A. Hi Amit. This thread includes some helpful guidance on that subject, in-depth answers from Dan Kay and Toby Padfield, and a general impression that the differences for most applications are probably trivial.

Please try your best to frame your inquiry in terms of what was unclear to you from the previous responses, rather than essentially starting over. If that isn’t possible, please at least advise us of the premium that is being asked for one material over the other, so people can comment on that and keep the thread moving forward rather than circling its tail. Thanks!


Ted Mooney, P.E. RET


Pine Beach, New Jersey

October 9, 2014

As I read the beginning of this string , I realize that the person who received the cooking demo was not listening! What was said that 304 cookware … where the 304 TOUCHES THE FOOD … will alter the chemistry of the food slightly over 316Ti . The salesperson did not say that aluminum, sandwiched between the outside 400 layer and the inside 316 Ti would leach to the food in the pot. The point is that 316Ti, which touches the food, does not alter the chemistry of the food. The “Pot Test” using baking soda and water boiled in many different pots for 5 minutes and then taste tested reveals that the baking soda solution cooked in 316Ti takes like baking soda and water … other cookware will have a different effect and you have to do the test to believe it. Try the gamut … cast iron to glass/enamel to aluminum (yuk!!) and Anodized (yuk!) to non-stick coated/teflon to the lower grade cookware 304 …to the superior cooking surface, 316Ti. 316 and 316 Ti is what is used to make medical instruments and medical implants — the body does not reject them and for a good reason! So this whole string is blown out of proportion starting with a misunderstanding from the get go. I must say however, I totally enjoy reading the comments, especially from the experts on stainless steel. Thank you and I am so grateful to have stumbled upon this conversation. Buy 316Ti, it will CHANGE YOUR LIFE!

Liz Kovacs

– Lewiston, New York

October 2014

Hi. Thanks Liz, you’re certainly as welcome as anyone else to have your opinion posted here, but how would you know what was actually said (as opposed to what may be printed on some standard sales shpiel)? It seems more likely to me that the demonstrating salesperson will spout whatever will promote the sale, than that the potential customer would utterly misquote.
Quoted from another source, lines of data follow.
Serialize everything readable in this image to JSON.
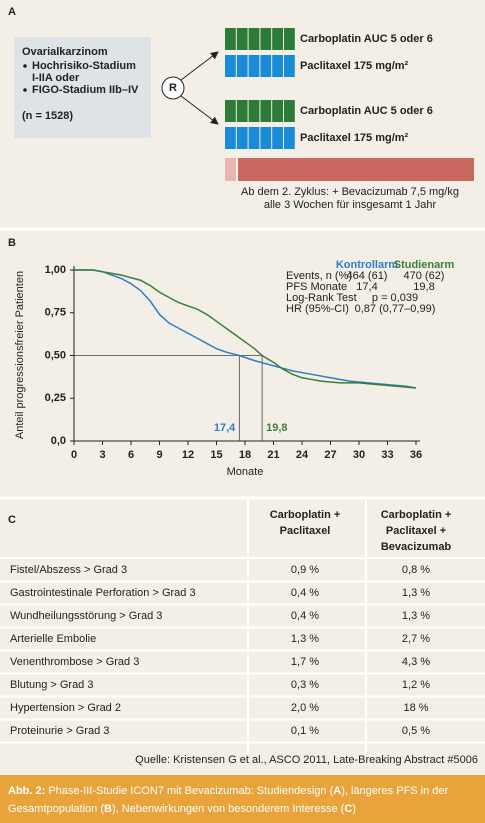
{
  "panel_a": {
    "label": "A",
    "population": {
      "title": "Ovarialkarzinom",
      "bullets": [
        [
          "Hochrisiko-Stadium",
          "I-IIA oder"
        ],
        [
          "FIGO-Stadium IIb–IV"
        ]
      ],
      "n": "(n = 1528)"
    },
    "randomization": "R",
    "arms": [
      {
        "drugs": [
          "Carboplatin AUC 5 oder 6",
          "Paclitaxel 175 mg/m²"
        ]
      },
      {
        "drugs": [
          "Carboplatin AUC 5 oder 6",
          "Paclitaxel 175 mg/m²"
        ]
      }
    ],
    "bevacizumab_note": [
      "Ab dem 2. Zyklus: + Bevacizumab 7,5 mg/kg",
      "alle 3 Wochen für insgesamt 1 Jahr"
    ]
  },
  "chart_data": {
    "type": "line",
    "panel_label": "B",
    "x_label": "Monate",
    "y_label": "Anteil progressionsfreier Patienten",
    "xlim": [
      0,
      36
    ],
    "xticks": [
      0,
      3,
      6,
      9,
      12,
      15,
      18,
      21,
      24,
      27,
      30,
      33,
      36
    ],
    "ylim": [
      0,
      1
    ],
    "yticks": [
      {
        "value": 0,
        "label": "0,0"
      },
      {
        "value": 0.25,
        "label": "0,25"
      },
      {
        "value": 0.5,
        "label": "0,50"
      },
      {
        "value": 0.75,
        "label": "0,75"
      },
      {
        "value": 1,
        "label": "1,00"
      }
    ],
    "series": [
      {
        "name": "Kontrollarm",
        "color": "#2b7fc8",
        "x": [
          0,
          2,
          3,
          4,
          5,
          6,
          7,
          8,
          9,
          10,
          11,
          12,
          13,
          14,
          15,
          16,
          17.4,
          19,
          21,
          23,
          25,
          27,
          29,
          31,
          33,
          35,
          36
        ],
        "values": [
          1,
          1,
          0.99,
          0.97,
          0.95,
          0.92,
          0.88,
          0.82,
          0.74,
          0.69,
          0.66,
          0.63,
          0.6,
          0.57,
          0.54,
          0.52,
          0.5,
          0.47,
          0.44,
          0.41,
          0.39,
          0.37,
          0.35,
          0.34,
          0.33,
          0.32,
          0.31
        ]
      },
      {
        "name": "Studienarm",
        "color": "#3a7d3a",
        "x": [
          0,
          2,
          3,
          5,
          7,
          8,
          9,
          10,
          11,
          12,
          13,
          14,
          15,
          16,
          17,
          18,
          19,
          19.8,
          21,
          22,
          23,
          24,
          25,
          26,
          28,
          30,
          32,
          34,
          36
        ],
        "values": [
          1,
          1,
          0.99,
          0.97,
          0.94,
          0.91,
          0.87,
          0.84,
          0.81,
          0.79,
          0.77,
          0.74,
          0.7,
          0.66,
          0.62,
          0.58,
          0.54,
          0.5,
          0.46,
          0.42,
          0.39,
          0.37,
          0.36,
          0.35,
          0.34,
          0.34,
          0.33,
          0.32,
          0.31
        ]
      }
    ],
    "median_level": 0.5,
    "medians": [
      {
        "value": 17.4,
        "label": "17,4",
        "color": "#2b7fc8"
      },
      {
        "value": 19.8,
        "label": "19,8",
        "color": "#3a7d3a"
      }
    ],
    "stats": {
      "rows": [
        {
          "label": "Events, n (%)",
          "values": [
            "464 (61)",
            "470 (62)"
          ]
        },
        {
          "label": "PFS Monate",
          "values": [
            "17,4",
            "19,8"
          ]
        },
        {
          "label": "Log-Rank Test",
          "value": "p = 0,039"
        },
        {
          "label": "HR (95%-CI)",
          "value": "0,87 (0,77–0,99)"
        }
      ]
    }
  },
  "table": {
    "label": "C",
    "headers": [
      [
        "Carboplatin +",
        "Paclitaxel"
      ],
      [
        "Carboplatin +",
        "Paclitaxel +",
        "Bevacizumab"
      ]
    ],
    "rows": [
      [
        "Fistel/Abszess > Grad 3",
        "0,9 %",
        "0,8 %"
      ],
      [
        "Gastrointestinale Perforation > Grad 3",
        "0,4 %",
        "1,3 %"
      ],
      [
        "Wundheilungsstörung > Grad 3",
        "0,4 %",
        "1,3 %"
      ],
      [
        "Arterielle Embolie",
        "1,3 %",
        "2,7 %"
      ],
      [
        "Venenthrombose > Grad 3",
        "1,7 %",
        "4,3 %"
      ],
      [
        "Blutung > Grad 3",
        "0,3 %",
        "1,2 %"
      ],
      [
        "Hypertension > Grad 2",
        "2,0 %",
        "18 %"
      ],
      [
        "Proteinurie > Grad 3",
        "0,1 %",
        "0,5 %"
      ]
    ],
    "source": "Quelle: Kristensen G et al., ASCO 2011, Late-Breaking Abstract #5006"
  },
  "caption": [
    [
      {
        "text": "Abb. 2:",
        "bold": true
      },
      {
        "text": " Phase-III-Studie ICON7 mit Bevacizumab: Studiendesign (",
        "bold": false
      },
      {
        "text": "A",
        "bold": true
      },
      {
        "text": "), längeres PFS in der",
        "bold": false
      }
    ],
    [
      {
        "text": "Gesamtpopulation (",
        "bold": false
      },
      {
        "text": "B",
        "bold": true
      },
      {
        "text": "), Nebenwirkungen von besonderem Interesse (",
        "bold": false
      },
      {
        "text": "C",
        "bold": true
      },
      {
        "text": ")",
        "bold": false
      }
    ]
  ]
}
Are there any actual chemical test results for this “leaching”? Several people, including metallurgists, have told us that such demonstrations test brand new cookware against previously used cookware, so that what you’re really tasting is the fact that boiling water and bicarbonate can leach tiny amounts of your last meal out of previously used pots — proving not that one metal leaches more than another, but that pots which have been cooked in and then washed are not as clean as you might think 🙂

Per our editorial standards, we deleted your recommendation of a specific brand. But are you a satisfied customer of 316Ti with no vested interest at all, or are you a rep? One reason we don’t print brand names, and our editorial standards discourage testimonials, is that company lawyers make threats about negative reviews but never about positive reviews, which guarantees unbalanced and overly glowing reviews of any brand that is mentioned … so savvy readers discredit such testimonials anyway, which consume their time without giving them the education this site strives for. Thanks for your views, but no testimonials please!